Le jeune homme éprouva une commotion extrême. Ce nom de mère qu'il n'avait donné que par reconnaissance à l'excellente femme de Lefebvre, il allait donc s'échapper de ses lèvres s'adressant à celle dont le ventre l'avait porté... il pourrait, lui aussi, nommer ses parents... il ne serait plus l'enfant du hasard, recueilli par charité, soigné, élevé, fait homme par la bonté d'un soldat et d'une cantinière... Ah! en présence de cette femme qui s'avouait sa mère, il ne pourrait conserver l'indifférence dont il venait de faire montre au consul... son âme se fondait délicieusement dans un élan d'affection neuve et de respect inconnu.

Avec un tremblement subit de la voix, il demanda:

—Et quand verrai-je ma mère, monsieur?

—A l'instant! répondit le comte radieux.

Ouvrant alors vivement la porte du salon où se tenaient Alice et la comtesse, M. de Neipperg dit à sa femme:

—Blanche!... ma chère Blanche, venez embrasser votre fils!...

Et rapidement il lui révéla ce que Catherine Lefebvre venait de lui apprendre.

Madame de Neipperg se précipita dans les bras du jeune homme et le serra sur son sein.

La première effusion passée, Henriot demanda, avec un trouble subit, en se tournant vers Neipperg, qui attendait, anxieux, l'œil mouillé de larmes:

—Alors, monsieur... vous êtes mon père?...

Pour toute réponse, Neipperg s'avança, les bras ouverts...

Henriot hésita un instant, puis surmontant une timidité où il y avait peut-être de l'instinctive défiance, il embrassa celui qui se faisait ainsi connaître.

—Enfin!... notre fils est sauvé! dit la comtesse... Ma chère Alice, j'espère qu'à présent aucun obstacle ne s'opposera à cette union que votre cœur désire... Le comte et moi nous ne dérangerons rien à vos projets!...

Alice jeta un long regard reconnaissant sur madame de Neipperg et, pour cacher son trouble s'élança vers elle en murmurant:

—Que vous êtes bonne, madame!...

Neipperg alors dit à Henriot:

—Nous allons quitter un instant la comtesse et Alice, il faut nous rendre ensemble au palais du gouvernement... Je désire, mon cher fils, vous présenter officiellement au maréchal Kalkreuth... faire connaître votre qualité...

—Je suis à vos ordres, monsieur, dit Henriot s'inclinant.

—Ah!... vous portez encore le costume autrichien, sous lequel, imprudemment, vous vous étiez introduit dans la ville, c'est fort bien!
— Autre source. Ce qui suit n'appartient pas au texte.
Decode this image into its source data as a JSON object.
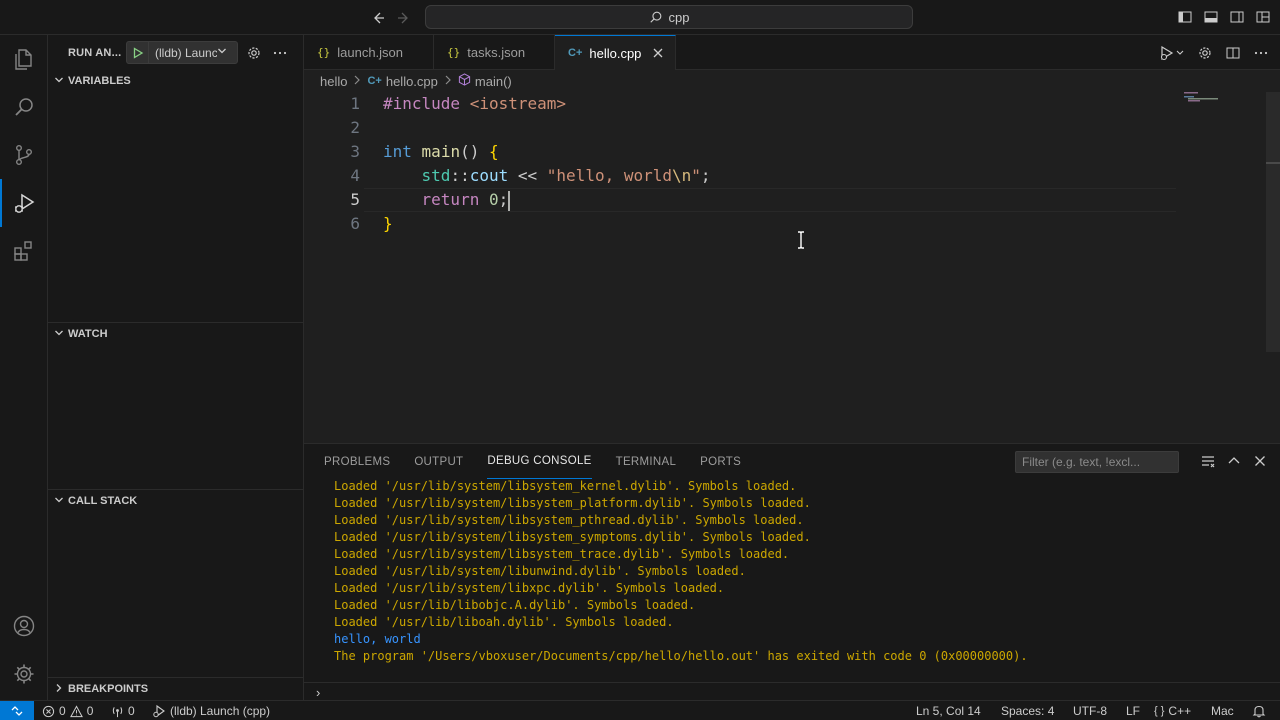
{
  "titlebar": {
    "search_text": "cpp"
  },
  "sidebar": {
    "title": "RUN AN...",
    "launch_config": "(lldb) Launch",
    "sections": {
      "variables": "VARIABLES",
      "watch": "WATCH",
      "call_stack": "CALL STACK",
      "breakpoints": "BREAKPOINTS"
    }
  },
  "tabs": [
    {
      "label": "launch.json",
      "icon": "json-icon"
    },
    {
      "label": "tasks.json",
      "icon": "json-icon"
    },
    {
      "label": "hello.cpp",
      "icon": "cpp-icon",
      "active": true
    }
  ],
  "breadcrumb": {
    "folder": "hello",
    "file": "hello.cpp",
    "symbol": "main()"
  },
  "editor": {
    "line_numbers": [
      "1",
      "2",
      "3",
      "4",
      "5",
      "6"
    ],
    "current_line": 5,
    "code": {
      "l1_directive": "#include",
      "l1_header": "<iostream>",
      "l3_type": "int",
      "l3_fn": "main",
      "l3_parens": "()",
      "l3_brace": "{",
      "l4_ns": "std",
      "l4_scope": "::",
      "l4_var": "cout",
      "l4_op": "<<",
      "l4_str": "\"hello, world",
      "l4_esc": "\\n",
      "l4_strend": "\"",
      "l4_semi": ";",
      "l5_kw": "return",
      "l5_num": "0",
      "l5_semi": ";",
      "l6_brace": "}"
    }
  },
  "panel": {
    "tabs": [
      "PROBLEMS",
      "OUTPUT",
      "DEBUG CONSOLE",
      "TERMINAL",
      "PORTS"
    ],
    "active_tab": "DEBUG CONSOLE",
    "filter_placeholder": "Filter (e.g. text, !excl...",
    "console_lines": [
      "Loaded '/usr/lib/system/libsystem_kernel.dylib'. Symbols loaded.",
      "Loaded '/usr/lib/system/libsystem_platform.dylib'. Symbols loaded.",
      "Loaded '/usr/lib/system/libsystem_pthread.dylib'. Symbols loaded.",
      "Loaded '/usr/lib/system/libsystem_symptoms.dylib'. Symbols loaded.",
      "Loaded '/usr/lib/system/libsystem_trace.dylib'. Symbols loaded.",
      "Loaded '/usr/lib/system/libunwind.dylib'. Symbols loaded.",
      "Loaded '/usr/lib/system/libxpc.dylib'. Symbols loaded.",
      "Loaded '/usr/lib/libobjc.A.dylib'. Symbols loaded.",
      "Loaded '/usr/lib/liboah.dylib'. Symbols loaded.",
      "hello, world",
      "The program '/Users/vboxuser/Documents/cpp/hello/hello.out' has exited with code 0 (0x00000000)."
    ],
    "input_prompt": "›"
  },
  "statusbar": {
    "errors": "0",
    "warnings": "0",
    "ports": "0",
    "debug_config": "(lldb) Launch (cpp)",
    "position": "Ln 5, Col 14",
    "spaces": "Spaces: 4",
    "encoding": "UTF-8",
    "eol": "LF",
    "language": "C++",
    "platform": "Mac"
  },
  "colors": {
    "accent": "#0078d4",
    "console_text": "#cca700",
    "console_output": "#3794ff"
  }
}
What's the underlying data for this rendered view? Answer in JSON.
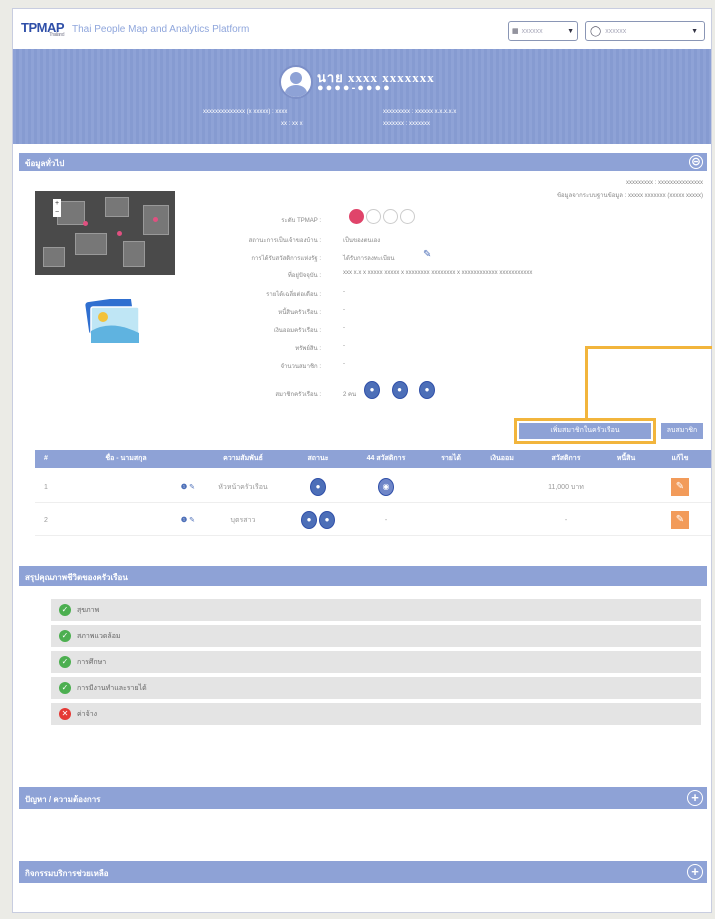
{
  "header": {
    "logo": "TPMAP",
    "logo_sub": "Thailand",
    "app_title": "Thai People Map and Analytics Platform",
    "calendar_value": "xxxxxx",
    "user_value": "xxxxxx"
  },
  "profile": {
    "name": "นาย xxxx xxxxxxx",
    "id_masked": "●●●●-●●●●",
    "info": [
      "xxxxxxxxxxxxxx (x xxxxx) : xxxx",
      "xxxxxxxxx : xxxxxx x.x.x.x.x",
      "xx : xx x",
      "xxxxxxx : xxxxxxx"
    ]
  },
  "panels": {
    "profile_head": "ข้อมูลทั่วไป",
    "quality_head": "สรุปคุณภาพชีวิตของครัวเรือน",
    "problem_head": "ปัญหา / ความต้องการ",
    "service_head": "กิจกรรมบริการช่วยเหลือ"
  },
  "right_notes": {
    "line1": "xxxxxxxxx : xxxxxxxxxxxxxxx",
    "line2": "ข้อมูลจากระบบฐานข้อมูล : xxxxx xxxxxxx (xxxxx xxxxx)"
  },
  "details": [
    {
      "label": "ระดับ TPMAP :",
      "value": ""
    },
    {
      "label": "สถานะการเป็นเจ้าของบ้าน :",
      "value": "เป็นของตนเอง"
    },
    {
      "label": "การได้รับสวัสดิการแห่งรัฐ :",
      "value": "ได้รับการลงทะเบียน"
    },
    {
      "label": "ที่อยู่ปัจจุบัน :",
      "value": "xxx x.x x xxxxx xxxxx x xxxxxxxx xxxxxxxx x xxxxxxxxxxxx xxxxxxxxxxx"
    },
    {
      "label": "รายได้เฉลี่ยต่อเดือน :",
      "value": "-"
    },
    {
      "label": "หนี้สินครัวเรือน :",
      "value": "-"
    },
    {
      "label": "เงินออมครัวเรือน :",
      "value": "-"
    },
    {
      "label": "ทรัพย์สิน :",
      "value": "-"
    },
    {
      "label": "จำนวนสมาชิก :",
      "value": "-"
    },
    {
      "label": "สมาชิกครัวเรือน :",
      "value": "2 คน"
    }
  ],
  "buttons": {
    "add_member": "เพิ่มสมาชิกในครัวเรือน",
    "delete": "ลบสมาชิก"
  },
  "table": {
    "headers": [
      "#",
      "ชื่อ - นามสกุล",
      "ความสัมพันธ์",
      "สถานะ",
      "44 สวัสดิการ",
      "รายได้",
      "เงินออม",
      "สวัสดิการ",
      "หนี้สิน",
      "แก้ไข"
    ],
    "rows": [
      {
        "num": "1",
        "relation": "หัวหน้าครัวเรือน",
        "income": "11,000 บาท"
      },
      {
        "num": "2",
        "relation": "บุตรสาว",
        "income": "-"
      }
    ]
  },
  "quality": [
    {
      "label": "สุขภาพ",
      "ok": true
    },
    {
      "label": "สภาพแวดล้อม",
      "ok": true
    },
    {
      "label": "การศึกษา",
      "ok": true
    },
    {
      "label": "การมีงานทำและรายได้",
      "ok": true
    },
    {
      "label": "ค่าจ้าง",
      "ok": false
    }
  ],
  "colors": {
    "primary": "#8ea2d6",
    "highlight": "#f2b53c",
    "edit": "#f29b5a",
    "ok": "#4caf50",
    "fail": "#e53935"
  }
}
Désormais vous aurez le droit de revêtir ce costume... Je me permettrai même d'y ajouter une torsade... vous avez là un habit de capitaine... et vous étiez chef d'escadron dans l'armée française; je prends sur moi de vous maintenir dans votre grade; l'empereur d'Autriche, mon auguste souverain, ratifiera sans nul doute cette décision provisoire lorsqu'il saura quels liens nous unissent... Venez, Henriot, le maréchal Kalkreuth attend votre visite...
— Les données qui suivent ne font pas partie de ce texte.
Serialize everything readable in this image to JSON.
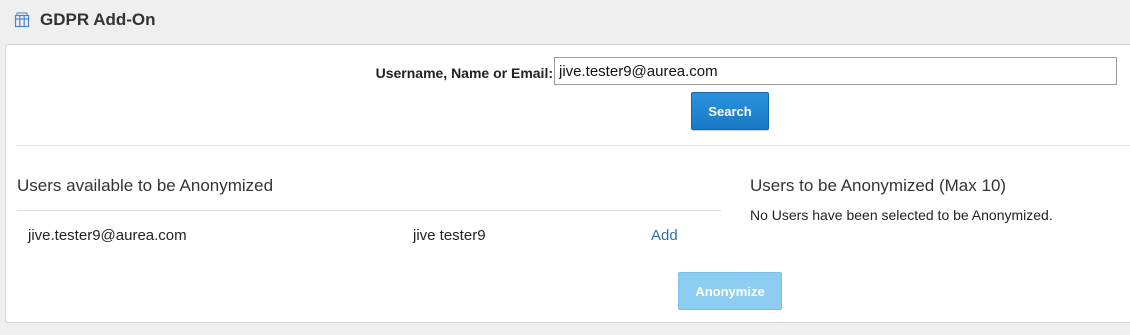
{
  "header": {
    "icon": "gift-box-icon",
    "title": "GDPR Add-On"
  },
  "search": {
    "label": "Username, Name or Email:",
    "value": "jive.tester9@aurea.com",
    "button_label": "Search",
    "accent_color": "#1a79c6"
  },
  "available": {
    "title": "Users available to be Anonymized",
    "rows": [
      {
        "email": "jive.tester9@aurea.com",
        "name": "jive tester9",
        "action": "Add"
      }
    ]
  },
  "selected": {
    "title": "Users to be Anonymized (Max 10)",
    "empty_message": "No Users have been selected to be Anonymized."
  },
  "actions": {
    "anonymize_label": "Anonymize",
    "anonymize_disabled": true
  }
}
Henriot, horriblement pâle, n'avait pas bougé.

Il répondit, les mains crispées, une lueur de colère dans les yeux:

—Qu'avez-vous dit, monsieur?... je n'ai pas bien compris... je suis à présent ce que j'étais hier, ce que j'étais il y a quelques minutes encore... officier français, tout dévoué à la France et à l'Empereur... et si j'ai cru pouvoir porter pour quelques heures ce déguisement, voyez, je l'arrache à présent et je redeviens commandant des hussards... rien autre!...

Et, dégrafant rapidement l'uniforme blanc, Henriot fit voir en dessous sa veste de hussard français.

—Henriot!... ne faites pas de folie! s'écria Neipperg. Vous êtes mon fils, donc sujet autrichien... je vous offre de conserver votre grade dans l'armée de mon souverain... votre avancement est certain, il sera rapide... ce que je vous propose là est fort avantageux...

—Vous me proposez une lâcheté!

—Prenez garde à vos paroles! C'est votre père que vous apostrophez ainsi!

La comtesse de Neipperg s'était avancée, surprise par cette altercation.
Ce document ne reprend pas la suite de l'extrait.